Categories of Code Conversions

Apache C++ Standard Library User's Guide

40.2 Categories of Code Conversions

Code conversions fall into various categories depending on the properties of the character encodings involved. There are:

Constant-size conversions
Multibyte conversions, which again fall into the categories of:

State-independent conversions
State-dependent conversions

Constant-size conversions are between character encodings where all characters are of equal size. All single- or wide-character encodings are examples of such character encodings. Each single character stands for itself and can be recognized and translated independently of its context. Conversions between ASCII and EBCDIC, or Unicode and ISO10646, are examples of constant-size conversions.

Multibyte conversions involve multibyte encodings. In multibyte encodings, characters have varying size. Some mulitbyte characters consist of two or more bytes, while others are represented by just one byte.

There is a substantial difference between code conversions involving state-dependent character encodings, and conversions between state-independent encodings. (Again, see Section 23.3.)

State-dependent multibyte conversions involve one character encoding that is state-dependent. In state-dependent character encodings, character sequences can have different meanings depending on the current context.
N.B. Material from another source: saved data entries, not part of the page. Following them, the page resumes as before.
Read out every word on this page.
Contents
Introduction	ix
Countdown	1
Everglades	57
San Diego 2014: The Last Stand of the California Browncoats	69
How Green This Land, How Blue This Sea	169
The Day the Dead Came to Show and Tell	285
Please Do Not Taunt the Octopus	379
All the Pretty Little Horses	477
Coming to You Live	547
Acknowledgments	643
State-dependent encodings typically have modes and escape sequences that allow switching between modes. An example of a state-dependent character conversion is the conversion between the state-dependent JIS encoding for Japanese characters and the Unicode wide-character encoding.

State-independent multibyte conversions do not have modes. A sequence of characters can always be interpreted independently of its context. An example of a state-independent mulitbyte conversion is the conversion between EUC, which a state-independent multibyte encoding, and Unicode.